3. Two Methods for Calculating Derivatives: Numerical vs. Analytical

3.1. Limitations of Numerical Derivative in Neural Networks

  • Easy-to-understand Explanation:

    Although the numerical derivative is easy to understand and program, it is extremely slow for neural networks. Imagine a neural network with 1 million parameters (weights and biases). To update these parameters just once, we would need to: 1. Calculate the initial loss (1 forward pass). 2. For each of the 1 million parameters:

    Text Only
    *   Nudge the parameter slightly (`+h`).
    *   Recalculate the loss (another forward pass).
    *   Calculate the approximate derivative.
    *   Revert the parameter to its original value.
    

    This means we would need about 1 + 1,000,000 forward passes just for a single update step! This is an unfeasible "brute-force" approach.

  • Abstract Analogy:

    Returning to the blind mountain climber on a million-dimensional "mountain." To find the steepest direction, they would have to take a small step in each of the million dimensions, measure the change in altitude, and only then decide on the composite step.
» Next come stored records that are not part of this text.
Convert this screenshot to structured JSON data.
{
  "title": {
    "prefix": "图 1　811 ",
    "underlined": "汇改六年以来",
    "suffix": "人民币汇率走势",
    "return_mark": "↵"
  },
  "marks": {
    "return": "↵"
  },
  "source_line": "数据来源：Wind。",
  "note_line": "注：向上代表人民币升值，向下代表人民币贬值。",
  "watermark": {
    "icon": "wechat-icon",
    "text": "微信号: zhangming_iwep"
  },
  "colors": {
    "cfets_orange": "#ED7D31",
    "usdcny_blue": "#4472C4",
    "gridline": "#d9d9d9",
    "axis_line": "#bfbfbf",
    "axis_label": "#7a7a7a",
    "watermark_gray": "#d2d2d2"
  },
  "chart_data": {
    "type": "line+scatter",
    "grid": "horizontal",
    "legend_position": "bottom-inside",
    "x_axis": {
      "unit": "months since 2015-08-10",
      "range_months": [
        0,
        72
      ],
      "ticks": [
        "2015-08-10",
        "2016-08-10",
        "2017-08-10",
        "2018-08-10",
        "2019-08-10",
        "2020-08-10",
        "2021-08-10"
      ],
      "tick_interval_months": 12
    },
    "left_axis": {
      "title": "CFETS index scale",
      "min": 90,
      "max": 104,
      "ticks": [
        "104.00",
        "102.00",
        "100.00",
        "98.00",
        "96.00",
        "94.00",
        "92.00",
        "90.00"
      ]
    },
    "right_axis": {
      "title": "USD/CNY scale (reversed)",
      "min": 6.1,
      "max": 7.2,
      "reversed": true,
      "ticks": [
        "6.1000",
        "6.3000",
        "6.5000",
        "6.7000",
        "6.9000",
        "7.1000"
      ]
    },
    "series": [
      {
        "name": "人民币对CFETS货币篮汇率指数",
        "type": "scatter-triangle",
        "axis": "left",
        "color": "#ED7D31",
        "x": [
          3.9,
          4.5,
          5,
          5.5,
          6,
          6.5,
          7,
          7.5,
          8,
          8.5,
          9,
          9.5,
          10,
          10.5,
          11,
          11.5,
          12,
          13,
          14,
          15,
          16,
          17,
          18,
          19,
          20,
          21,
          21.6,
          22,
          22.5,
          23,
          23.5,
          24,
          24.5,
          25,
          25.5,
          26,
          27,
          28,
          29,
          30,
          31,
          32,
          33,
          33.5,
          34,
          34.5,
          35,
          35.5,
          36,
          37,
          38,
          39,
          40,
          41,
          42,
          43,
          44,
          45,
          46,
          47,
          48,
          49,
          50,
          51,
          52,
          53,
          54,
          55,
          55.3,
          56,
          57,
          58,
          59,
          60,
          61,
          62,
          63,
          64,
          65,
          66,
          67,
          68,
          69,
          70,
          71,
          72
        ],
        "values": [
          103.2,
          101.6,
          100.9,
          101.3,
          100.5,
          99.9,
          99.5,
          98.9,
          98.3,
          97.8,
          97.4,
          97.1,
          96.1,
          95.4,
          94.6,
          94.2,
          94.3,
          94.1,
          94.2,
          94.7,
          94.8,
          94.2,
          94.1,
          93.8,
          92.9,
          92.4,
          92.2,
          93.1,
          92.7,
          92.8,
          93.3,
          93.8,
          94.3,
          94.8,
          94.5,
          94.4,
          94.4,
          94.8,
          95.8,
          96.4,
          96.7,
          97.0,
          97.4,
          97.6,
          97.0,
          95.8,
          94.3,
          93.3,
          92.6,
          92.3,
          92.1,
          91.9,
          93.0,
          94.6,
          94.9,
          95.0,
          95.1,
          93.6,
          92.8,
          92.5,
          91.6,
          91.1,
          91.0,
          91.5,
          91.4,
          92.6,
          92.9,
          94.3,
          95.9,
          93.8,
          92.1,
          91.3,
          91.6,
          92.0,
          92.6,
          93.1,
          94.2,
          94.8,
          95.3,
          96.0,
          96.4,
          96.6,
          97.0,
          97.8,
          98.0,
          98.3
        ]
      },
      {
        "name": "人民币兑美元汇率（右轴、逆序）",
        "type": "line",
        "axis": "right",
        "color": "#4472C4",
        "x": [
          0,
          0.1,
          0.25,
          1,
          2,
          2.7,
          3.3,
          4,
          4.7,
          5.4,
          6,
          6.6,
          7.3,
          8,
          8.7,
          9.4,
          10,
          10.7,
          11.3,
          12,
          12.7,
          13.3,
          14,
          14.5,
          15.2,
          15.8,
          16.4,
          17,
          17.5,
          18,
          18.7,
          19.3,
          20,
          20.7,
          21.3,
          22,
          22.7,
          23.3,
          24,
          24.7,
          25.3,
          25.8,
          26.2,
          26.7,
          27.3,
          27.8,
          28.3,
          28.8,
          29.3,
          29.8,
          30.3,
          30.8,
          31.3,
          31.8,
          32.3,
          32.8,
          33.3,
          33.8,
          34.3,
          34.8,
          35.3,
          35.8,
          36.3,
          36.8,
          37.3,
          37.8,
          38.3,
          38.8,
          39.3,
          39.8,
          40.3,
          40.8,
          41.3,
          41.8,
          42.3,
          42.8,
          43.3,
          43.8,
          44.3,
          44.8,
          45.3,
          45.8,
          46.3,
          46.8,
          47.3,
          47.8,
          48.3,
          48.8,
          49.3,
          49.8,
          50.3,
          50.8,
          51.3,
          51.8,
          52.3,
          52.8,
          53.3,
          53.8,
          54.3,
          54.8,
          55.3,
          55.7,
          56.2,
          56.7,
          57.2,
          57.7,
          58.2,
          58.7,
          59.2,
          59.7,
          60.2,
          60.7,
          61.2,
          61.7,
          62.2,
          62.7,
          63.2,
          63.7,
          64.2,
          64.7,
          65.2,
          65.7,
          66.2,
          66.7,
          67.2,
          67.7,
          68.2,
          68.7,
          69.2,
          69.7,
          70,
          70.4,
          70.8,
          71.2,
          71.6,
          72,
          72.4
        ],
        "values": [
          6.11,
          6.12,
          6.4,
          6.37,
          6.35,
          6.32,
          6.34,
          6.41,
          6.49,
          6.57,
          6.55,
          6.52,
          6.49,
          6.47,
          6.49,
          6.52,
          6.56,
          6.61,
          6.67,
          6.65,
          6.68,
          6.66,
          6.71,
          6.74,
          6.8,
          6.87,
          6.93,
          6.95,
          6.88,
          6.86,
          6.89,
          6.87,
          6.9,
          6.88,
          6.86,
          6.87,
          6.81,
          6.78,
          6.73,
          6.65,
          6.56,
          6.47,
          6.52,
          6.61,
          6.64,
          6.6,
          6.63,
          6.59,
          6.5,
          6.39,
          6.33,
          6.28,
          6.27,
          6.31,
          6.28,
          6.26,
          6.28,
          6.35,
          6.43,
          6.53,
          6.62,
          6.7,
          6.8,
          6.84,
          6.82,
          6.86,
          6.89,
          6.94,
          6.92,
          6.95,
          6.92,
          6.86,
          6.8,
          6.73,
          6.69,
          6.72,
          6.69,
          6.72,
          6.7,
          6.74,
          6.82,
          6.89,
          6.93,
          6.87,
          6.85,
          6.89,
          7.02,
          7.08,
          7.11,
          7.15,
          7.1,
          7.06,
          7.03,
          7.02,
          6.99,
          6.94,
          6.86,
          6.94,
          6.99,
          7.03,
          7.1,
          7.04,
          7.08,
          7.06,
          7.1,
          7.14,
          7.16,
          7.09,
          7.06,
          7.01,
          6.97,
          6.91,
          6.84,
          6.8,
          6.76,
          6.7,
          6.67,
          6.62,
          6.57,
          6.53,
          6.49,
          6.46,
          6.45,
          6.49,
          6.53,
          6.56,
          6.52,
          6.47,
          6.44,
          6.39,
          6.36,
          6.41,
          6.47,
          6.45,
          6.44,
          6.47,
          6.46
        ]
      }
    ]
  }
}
This is incredibly time-consuming.

3.2. Analytical Derivative - The Exact Solution

  • Easy-to-understand Explanation:

    Instead of approximating numerically, the analytical method gives us an exact formula for the derivative. For example, instead of having to approximate the derivative of f(x) = 2x² at x=1 and x=2, we find the general derivative formula f'(x) = 4x. Now, to calculate the derivative at any point, we just plug the number into this formula:

    • At x=1, the derivative is 4 * 1 = 4.
    • At x=2, the derivative is 4 * 2 = 8. This is millions of times faster than the numerical method.
  • Basic Derivative Rules (Building Blocks):

    The chapter introduces basic rules to "break down" complex functions into simpler parts and find their derivatives:

    1. Constant Rule: d/dx (c) = 0 (The slope of a horizontal line is 0).
    2. Power Rule: d/dx (x^n) = n * x^(n-1) (This is the most powerful rule).
    3. Constant Multiple Rule: d/dx (c*f(x)) = c * d/dx (f(x)).
    4. Sum/Difference Rule: d/dx (f(x) + g(x)) = d/dx (f(x)) + d/dx (g(x)).
  • Diagram of Analytical Calculation:

    For example, calculating the derivative of f(x) = 3x² + 5x.

Text Only
f(x) = 3x² + 5x

// Apply the Sum Rule to split into 2 parts
f'(x) = d/dx(3x²) + d/dx(5x)

// Consider the first part: d/dx(3x²)
// Apply the Constant Multiple Rule
// -> 3 * d/dx(x²)
// Apply the Power Rule with n=2
// -> 3 * (2 * x^(2-1))
// -> 3 * (2x¹) = 6x

// Consider the second part: d/dx(5x) or d/dx(5x¹)
// Apply the Constant Multiple Rule
// -> 5 * d/dx(x¹)
// Apply the Power Rule with n=1
// -> 5 * (1 * x^(1-1))
// -> 5 * (1 * x⁰)
// -> 5 * 1 = 5

// Combine them
f'(x) = 6x + 5

This is a structured process that allows a computer to find the derivative formula efficiently, instead of having to perform repetitive approximations.

4. Summary & Connection
  • Main takeaways:

    1. Optimizing a neural network requires a "smarter" method than random search.
    2. The derivative tells us the "impact" or "slope" of a parameter on the loss, thus indicating the direction to adjust the parameter.
    3. There are two ways to calculate derivatives: Numerical (approximate, slow but easy) and Analytical (exact, fast, the choice for neural networks).
    4. The analytical derivative works by using basic rules (power, sum, constant...) to find an exact derivative formula.
  • Bridge to the Next Chapter:

    This chapter taught us how to calculate derivatives for functions with a single input variable (x). However, a neural network's loss function depends on millions of variables (all the weights and biases). When a function has multiple input variables, calculating the "slope" with respect to each variable individually is called taking the partial derivative. This is the topic of the next chapter and the final stepping stone before we learn about the backpropagation algorithm, where all these concepts will come together.